M. de Dampmartin ne fait pas toutes ces réflexions, bien qu’il s’en présente quelques-unes à sa bonne foi ; mais elles sont naturellement provoquées par ses récits. Le tableau qu’il trace de l’émigration se recommande aussi par des vues sages et modérées. Lui-même en effet émigra après le 20 juin ; quelques sarcasmes et beaucoup de froideur l’accueillirent aux frontières : « Sont-ce des émigrés ou des émigrants ? criait-on aux avant-postes. Vaut mieux tard que jamais. » A nulle époque l’intolérance d’un parti n’éclata plus aveuglément ; le malheur n’engendrait que désunion, et la faiblesse qu’orgueil ; chaque rassemblement se proclamait le plus pur, et qualifiait amèrement les autres. Coblentz même, l’incomparable Coblentz, cette arche sainte aux yeux de nous autres profanes, ce sanctuaire unique, ce nous semble, d’honneur et de zèle, Coblentz était entaché de modérantisme, et on le réputait trop monarchien pour le reconnaître monarchique. Et plus tard encore, quand on eut perdu jusqu’à l’excuse des illusions, et qu’il ne s’agit plus de vengeance, mais d’asile, que dire de cet incorrigible et cruel esprit de coterie qui perpétuait entre des compagnons d’exil la récrimination et l’épigramme, reprochant à l’un une distinction frivole, à l’autre une concession innocente, ne pardonnant nulle supériorité, et substituant en toutes choses les tracasseries de la mauvaise humeur à la dignité d’une grande affliction ? A Berlin surtout, dans une cour timide, froide et naguère ennemie, en présence d’une Académie peut-être encore philosophique et frondeuse, en présence de cette colonie de réfugiés français qui n’avaient pas oublié les injures de leurs pères3, combien une noble contenance eût été séante, combien elle eût racheté de préjugés et d’erreurs ! L’infortune est d’elle-même chose vénérable et sacrée : faut-il qu’elle s’abaisse à devenir persécutrice et scandaleuse !

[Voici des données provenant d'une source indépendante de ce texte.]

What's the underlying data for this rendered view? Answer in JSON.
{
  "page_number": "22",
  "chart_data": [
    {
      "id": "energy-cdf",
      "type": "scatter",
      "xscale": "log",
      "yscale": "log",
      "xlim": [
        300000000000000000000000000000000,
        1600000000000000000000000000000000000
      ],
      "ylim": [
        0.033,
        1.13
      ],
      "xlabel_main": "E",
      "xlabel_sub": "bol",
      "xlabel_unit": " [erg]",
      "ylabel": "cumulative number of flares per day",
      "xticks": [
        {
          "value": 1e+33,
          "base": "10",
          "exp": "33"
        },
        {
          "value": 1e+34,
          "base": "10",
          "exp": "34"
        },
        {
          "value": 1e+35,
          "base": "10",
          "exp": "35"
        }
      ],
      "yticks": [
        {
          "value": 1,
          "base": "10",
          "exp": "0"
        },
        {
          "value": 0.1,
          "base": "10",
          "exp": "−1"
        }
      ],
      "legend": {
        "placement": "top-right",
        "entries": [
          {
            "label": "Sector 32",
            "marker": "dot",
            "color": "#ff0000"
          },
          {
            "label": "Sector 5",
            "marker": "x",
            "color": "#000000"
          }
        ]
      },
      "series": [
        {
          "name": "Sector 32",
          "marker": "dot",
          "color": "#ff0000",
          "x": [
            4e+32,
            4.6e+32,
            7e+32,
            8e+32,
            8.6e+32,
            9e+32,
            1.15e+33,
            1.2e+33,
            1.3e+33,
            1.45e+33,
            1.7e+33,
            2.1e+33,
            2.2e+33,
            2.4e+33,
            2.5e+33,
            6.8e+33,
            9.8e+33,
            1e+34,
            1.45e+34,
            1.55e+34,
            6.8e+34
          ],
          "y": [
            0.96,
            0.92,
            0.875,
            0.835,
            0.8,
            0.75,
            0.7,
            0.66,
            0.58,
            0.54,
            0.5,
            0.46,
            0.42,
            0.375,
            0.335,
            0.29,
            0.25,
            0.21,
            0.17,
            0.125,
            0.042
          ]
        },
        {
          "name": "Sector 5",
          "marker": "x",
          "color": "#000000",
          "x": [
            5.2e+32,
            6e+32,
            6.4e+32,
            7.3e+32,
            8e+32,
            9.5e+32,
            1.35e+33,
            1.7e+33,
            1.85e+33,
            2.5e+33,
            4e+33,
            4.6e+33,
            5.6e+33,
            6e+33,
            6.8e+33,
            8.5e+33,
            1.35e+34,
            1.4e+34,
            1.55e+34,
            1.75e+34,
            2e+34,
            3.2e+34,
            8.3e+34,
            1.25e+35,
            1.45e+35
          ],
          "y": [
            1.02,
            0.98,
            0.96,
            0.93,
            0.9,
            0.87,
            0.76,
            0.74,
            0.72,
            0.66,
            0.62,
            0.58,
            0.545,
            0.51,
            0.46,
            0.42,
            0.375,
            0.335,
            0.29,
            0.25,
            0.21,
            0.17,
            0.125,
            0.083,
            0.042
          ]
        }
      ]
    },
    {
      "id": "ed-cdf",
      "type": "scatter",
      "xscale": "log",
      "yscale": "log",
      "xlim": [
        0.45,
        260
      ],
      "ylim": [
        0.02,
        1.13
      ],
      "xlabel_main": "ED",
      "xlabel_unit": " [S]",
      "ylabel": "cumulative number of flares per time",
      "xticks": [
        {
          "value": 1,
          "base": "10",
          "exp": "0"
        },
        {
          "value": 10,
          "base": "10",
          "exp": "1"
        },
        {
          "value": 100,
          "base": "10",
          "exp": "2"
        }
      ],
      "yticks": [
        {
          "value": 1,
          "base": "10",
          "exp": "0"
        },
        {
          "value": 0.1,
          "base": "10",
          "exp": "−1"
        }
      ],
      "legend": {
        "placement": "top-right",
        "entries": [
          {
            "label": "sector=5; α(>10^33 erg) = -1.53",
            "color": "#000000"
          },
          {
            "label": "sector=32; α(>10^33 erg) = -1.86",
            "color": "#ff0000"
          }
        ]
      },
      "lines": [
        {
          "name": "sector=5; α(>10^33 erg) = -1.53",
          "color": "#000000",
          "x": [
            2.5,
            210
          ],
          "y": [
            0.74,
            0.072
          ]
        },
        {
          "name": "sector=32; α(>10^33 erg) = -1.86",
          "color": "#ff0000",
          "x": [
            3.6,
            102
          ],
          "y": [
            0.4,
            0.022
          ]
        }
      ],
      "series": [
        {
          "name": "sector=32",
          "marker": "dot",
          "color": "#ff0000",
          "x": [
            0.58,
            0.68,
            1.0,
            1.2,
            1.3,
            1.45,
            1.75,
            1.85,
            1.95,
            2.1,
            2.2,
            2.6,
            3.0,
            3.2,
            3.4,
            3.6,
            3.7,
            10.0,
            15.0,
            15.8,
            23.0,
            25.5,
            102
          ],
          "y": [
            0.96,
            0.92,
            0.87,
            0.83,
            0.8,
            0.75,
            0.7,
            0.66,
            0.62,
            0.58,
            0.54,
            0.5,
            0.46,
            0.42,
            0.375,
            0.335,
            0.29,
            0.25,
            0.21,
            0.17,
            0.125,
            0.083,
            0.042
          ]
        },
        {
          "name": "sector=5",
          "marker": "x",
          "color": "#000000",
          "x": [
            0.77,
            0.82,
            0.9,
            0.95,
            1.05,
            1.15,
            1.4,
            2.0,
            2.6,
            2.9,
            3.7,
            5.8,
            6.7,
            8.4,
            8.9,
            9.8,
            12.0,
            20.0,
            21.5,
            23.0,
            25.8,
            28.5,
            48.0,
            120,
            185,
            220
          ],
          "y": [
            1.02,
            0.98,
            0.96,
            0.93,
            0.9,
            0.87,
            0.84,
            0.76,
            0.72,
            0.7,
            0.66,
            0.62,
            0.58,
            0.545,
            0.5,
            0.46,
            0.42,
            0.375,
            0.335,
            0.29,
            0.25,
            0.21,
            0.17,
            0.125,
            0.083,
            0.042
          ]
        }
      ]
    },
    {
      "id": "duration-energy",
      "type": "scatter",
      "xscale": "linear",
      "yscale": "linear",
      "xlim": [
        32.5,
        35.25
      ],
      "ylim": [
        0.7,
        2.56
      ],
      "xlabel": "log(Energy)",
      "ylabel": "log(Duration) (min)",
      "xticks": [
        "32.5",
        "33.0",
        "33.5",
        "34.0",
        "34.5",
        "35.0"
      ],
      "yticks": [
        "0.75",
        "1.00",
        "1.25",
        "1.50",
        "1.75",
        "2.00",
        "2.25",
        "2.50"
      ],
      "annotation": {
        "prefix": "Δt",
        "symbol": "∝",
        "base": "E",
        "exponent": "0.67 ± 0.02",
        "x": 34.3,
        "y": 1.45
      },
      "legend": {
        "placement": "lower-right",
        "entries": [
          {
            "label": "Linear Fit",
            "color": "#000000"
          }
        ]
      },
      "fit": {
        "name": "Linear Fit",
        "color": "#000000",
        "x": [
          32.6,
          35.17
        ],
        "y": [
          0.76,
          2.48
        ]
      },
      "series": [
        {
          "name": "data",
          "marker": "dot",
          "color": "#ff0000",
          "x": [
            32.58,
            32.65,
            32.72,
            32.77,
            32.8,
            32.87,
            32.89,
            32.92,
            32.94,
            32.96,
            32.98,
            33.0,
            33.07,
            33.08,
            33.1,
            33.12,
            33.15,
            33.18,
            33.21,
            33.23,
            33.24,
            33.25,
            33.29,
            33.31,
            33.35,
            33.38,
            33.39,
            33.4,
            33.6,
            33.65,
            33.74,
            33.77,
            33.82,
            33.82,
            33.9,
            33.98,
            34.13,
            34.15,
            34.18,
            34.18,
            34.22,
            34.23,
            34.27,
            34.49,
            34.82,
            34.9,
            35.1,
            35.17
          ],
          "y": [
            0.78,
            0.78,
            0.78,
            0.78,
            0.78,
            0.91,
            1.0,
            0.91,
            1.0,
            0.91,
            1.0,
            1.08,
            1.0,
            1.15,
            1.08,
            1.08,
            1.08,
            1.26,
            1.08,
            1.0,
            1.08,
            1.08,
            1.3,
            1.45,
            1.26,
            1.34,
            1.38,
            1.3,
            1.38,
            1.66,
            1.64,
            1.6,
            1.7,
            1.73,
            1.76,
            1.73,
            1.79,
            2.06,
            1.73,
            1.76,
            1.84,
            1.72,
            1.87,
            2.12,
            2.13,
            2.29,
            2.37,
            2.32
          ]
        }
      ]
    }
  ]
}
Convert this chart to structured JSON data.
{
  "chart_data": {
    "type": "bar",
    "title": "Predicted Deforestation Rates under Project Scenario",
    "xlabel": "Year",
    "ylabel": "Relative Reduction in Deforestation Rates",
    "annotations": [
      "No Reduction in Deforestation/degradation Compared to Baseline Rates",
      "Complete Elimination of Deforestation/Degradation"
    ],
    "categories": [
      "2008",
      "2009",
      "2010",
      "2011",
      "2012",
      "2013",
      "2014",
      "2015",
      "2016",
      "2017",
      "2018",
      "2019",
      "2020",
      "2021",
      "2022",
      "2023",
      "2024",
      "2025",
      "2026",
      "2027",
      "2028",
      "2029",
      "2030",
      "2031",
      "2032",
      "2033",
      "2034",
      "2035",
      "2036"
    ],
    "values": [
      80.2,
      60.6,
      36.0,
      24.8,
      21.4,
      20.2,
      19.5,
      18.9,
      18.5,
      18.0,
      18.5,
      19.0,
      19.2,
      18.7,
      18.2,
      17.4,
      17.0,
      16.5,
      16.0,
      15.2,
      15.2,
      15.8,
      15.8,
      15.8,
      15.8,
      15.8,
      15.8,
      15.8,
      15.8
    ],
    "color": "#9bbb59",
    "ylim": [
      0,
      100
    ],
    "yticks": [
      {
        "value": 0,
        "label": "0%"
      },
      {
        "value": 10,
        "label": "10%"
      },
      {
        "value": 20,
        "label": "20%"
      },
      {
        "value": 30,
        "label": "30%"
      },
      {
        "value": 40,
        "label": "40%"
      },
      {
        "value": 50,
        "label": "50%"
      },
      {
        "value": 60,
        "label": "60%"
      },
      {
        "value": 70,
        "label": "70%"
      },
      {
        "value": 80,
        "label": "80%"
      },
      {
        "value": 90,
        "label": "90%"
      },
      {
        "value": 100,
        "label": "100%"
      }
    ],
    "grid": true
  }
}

Sans avoir eu beaucoup à se louer de plusieurs de ses compagnons, M. de Dampmartin n’en parle pourtant jamais qu’avec un ton d’urbanité et de modération qui fait honneur à son esprit ; et c’est même le principal mérite de son livre. La diction en est d’ailleurs correcte, élégante et souvent fleurie : M. de Dampmartin en effet cultivait les lettres même avant la Révolution, et la rédaction de ces Mémoires atteste une plume exercée. Il aime à y parler des littérateurs célèbres qu’il a connus, et ce qu’il dit lui-même de la mélancolie du piquant chevalier de Boufflers dans l’émigration, et de la triste fin du brillant Rivarol, porte l’empreinte d’un talent littéraire facile et pur.